7. Dedicare significative energie per sollecitare il completamento di tutti gli interventi di adeguamento strutturale che nel tempo sono stati avviati. In particolare appare necessario vigilare affinché vengano completati i lavori di restauro del Monastero di S.Placido dove è ubicata la sezione Cuppari e quelli relativi al completamento dell’ Auditorium della sezione Minutoli. Al Quasimodo risultano necessari soltanto lavori di manutenzione ordinaria e, in qualche caso, straordinaria. Particolare attenzione, infine, va posta per sollecitare la Città Metropolitana di Messina affinché completi l’iter per il rilascio di tutte le certificazioni necessarie;

8. Utilizzare le risorse e gli utili provenienti dalle gestioni economiche separate soprattutto per potenziare maggiormente sia il laboratorio di costruzioni che appare una grande risorsa per il territorio, sia l’azienda agraria che oltre a costituire un punto fondamentale per la didattica può costituire un buon esempio di cultura d’impresa, carente sul nostro territorio;

9. Fornire al territorio la giusta informazione sulle opportunità formative che l’Istituto nella sua interezza e complessità riesce a dare, avviando, nel contempo, le strategie necessarie per rendere spendibili le competenze acquisite dai nostri studenti;

Per perseguire tali obiettivi, appare opportuno indicare un metodo che si basa su delle direttrici fondamentali che, tra l’altro, sono indicate dalla norme vigenti che presiedono il funzionamento di qualsiasi amministrazione pubblica:

1. Programmare per tempo le necessità relative al funzionamento didattico e amministrativo della scuola onde evitare la frammentazione della spesa che, in quanto tale, comporta sicuramente maggiori oneri per il bilancio della scuola;

2. Procedere sempre, tranne che per le spese esigue o urgentissime, ad indagini di mercato che assicurano maggiore qualità del prodotto e, nel contempo, risparmio;

3. Fare ricorso a professionalità esterne solo in casi voluti dalla legge o nei casi in cui non vi siano professionalità interne in grado o disponibili ad assolvere i compiti necessari;

4. Tenere distinte, ma con pari dignità, le attività cioè l’insieme dei processi, obbligatori ed irrinunciabili, necessari per garantire le finalità istituzionali, dai progetti  che pur non obbligatori costituiscono una risorsa formativa importante per gli studenti e per la scuola.

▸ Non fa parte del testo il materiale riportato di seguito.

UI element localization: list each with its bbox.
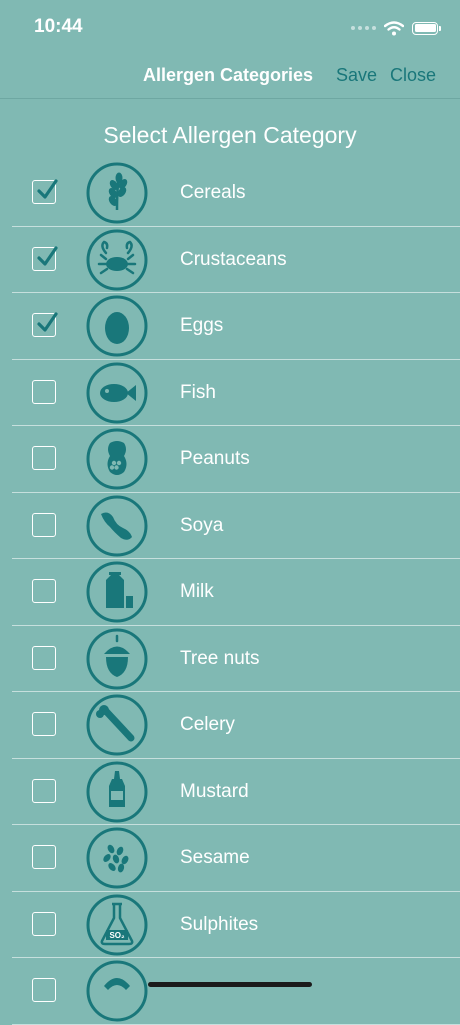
allergen-checkbox[interactable]	[32, 911, 56, 936]
allergen-row[interactable]: Sesame	[0, 825, 460, 892]
soybean-icon	[86, 495, 148, 556]
home-indicator	[148, 982, 312, 987]
lupin-icon	[86, 960, 148, 1022]
status-bar: 10:44	[0, 0, 460, 54]
mustard-icon	[86, 761, 148, 822]
status-time: 10:44	[34, 16, 83, 37]
checkmark-icon	[37, 245, 58, 266]
checkmark-icon	[37, 179, 58, 199]
wifi-icon	[384, 20, 404, 35]
close-button[interactable]: Close	[390, 65, 436, 86]
allergen-label: Celery	[180, 714, 235, 735]
row-divider	[12, 1023, 460, 1025]
allergen-row[interactable]: Milk	[0, 559, 460, 626]
allergen-checkbox[interactable]	[32, 379, 56, 404]
allergen-row[interactable]: Peanuts	[0, 426, 460, 493]
nav-title: Allergen Categories	[143, 65, 314, 85]
allergen-label: Soya	[180, 514, 224, 536]
peanut-icon	[86, 428, 148, 490]
allergen-row[interactable]: Mustard	[0, 759, 460, 825]
allergen-label: Fish	[180, 381, 216, 403]
allergen-row[interactable]: Soya	[0, 493, 460, 559]
allergen-checkbox[interactable]	[32, 446, 56, 470]
allergen-row[interactable]: Cereals	[0, 160, 460, 227]
allergen-checkbox[interactable]	[32, 845, 56, 869]
allergen-checkbox[interactable]	[32, 712, 56, 736]
allergen-checkbox[interactable]	[32, 179, 58, 204]
battery-icon	[412, 21, 441, 35]
egg-icon	[86, 295, 148, 357]
allergen-row[interactable]: SO₂ Sulphites	[0, 892, 460, 958]
wheat-icon	[86, 162, 148, 224]
allergen-checkbox[interactable]	[32, 512, 56, 537]
section-title: Select Allergen Category	[103, 122, 357, 148]
allergen-label: Tree nuts	[180, 647, 260, 669]
allergen-label: Sulphites	[180, 913, 259, 935]
allergen-label: Cereals	[180, 182, 246, 203]
allergen-checkbox[interactable]	[32, 312, 58, 337]
allergen-checkbox[interactable]	[32, 579, 56, 603]
navigation-bar: Allergen Categories Save Close	[0, 54, 460, 99]
allergen-label: Mustard	[180, 780, 249, 802]
allergen-row[interactable]: Eggs	[0, 293, 460, 360]
allergen-label: Eggs	[180, 315, 224, 336]
allergen-label: Milk	[180, 581, 214, 602]
save-button[interactable]: Save	[336, 65, 377, 86]
milk-icon	[86, 561, 148, 623]
allergen-checkbox[interactable]	[32, 645, 56, 670]
sesame-icon	[86, 827, 148, 889]
allergen-row[interactable]: Crustaceans	[0, 227, 460, 293]
allergen-row[interactable]: Celery	[0, 692, 460, 759]
signal-icon	[351, 26, 376, 30]
sulphites-icon-label: SO₂	[109, 931, 125, 940]
sulphites-icon: SO₂	[86, 894, 148, 955]
allergen-row[interactable]: Tree nuts	[0, 626, 460, 692]
allergen-row[interactable]	[0, 958, 460, 1025]
status-icons	[351, 18, 441, 38]
allergen-checkbox[interactable]	[32, 778, 56, 803]
allergen-row[interactable]: Fish	[0, 360, 460, 426]
crab-icon	[86, 229, 148, 290]
allergen-label: Peanuts	[180, 448, 250, 469]
allergen-label: Crustaceans	[180, 248, 287, 270]
tree-nut-icon	[86, 628, 148, 689]
allergen-checkbox[interactable]	[32, 978, 56, 1002]
allergen-list: Cereals Crustaceans Eggs Fish Peanuts So…	[0, 160, 460, 1025]
allergen-checkbox[interactable]	[32, 245, 58, 271]
checkmark-icon	[37, 312, 58, 332]
fish-icon	[86, 362, 148, 423]
celery-icon	[86, 694, 148, 756]
allergen-label: Sesame	[180, 847, 250, 868]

Gli obiettivi ed i metodi, sopra indicati, costituiscono, pertanto, la MISSION dell’Istituto. I primi perché ne caratterizzano i contenuti, i secondi perché indicano i percorsi mediante i quali tali contenuti saranno realizzati. Parallelamente, ma in maniera convergente, l’intendimento è quello di approfondire il percorso di qualità già avviato negli anni precedenti al fine di migliorare l’autovalutazione in itinere e, soprattutto, fornire un audit efficace che possa portare ad un bilancio sociale da mettere a disposizione dell’utenza.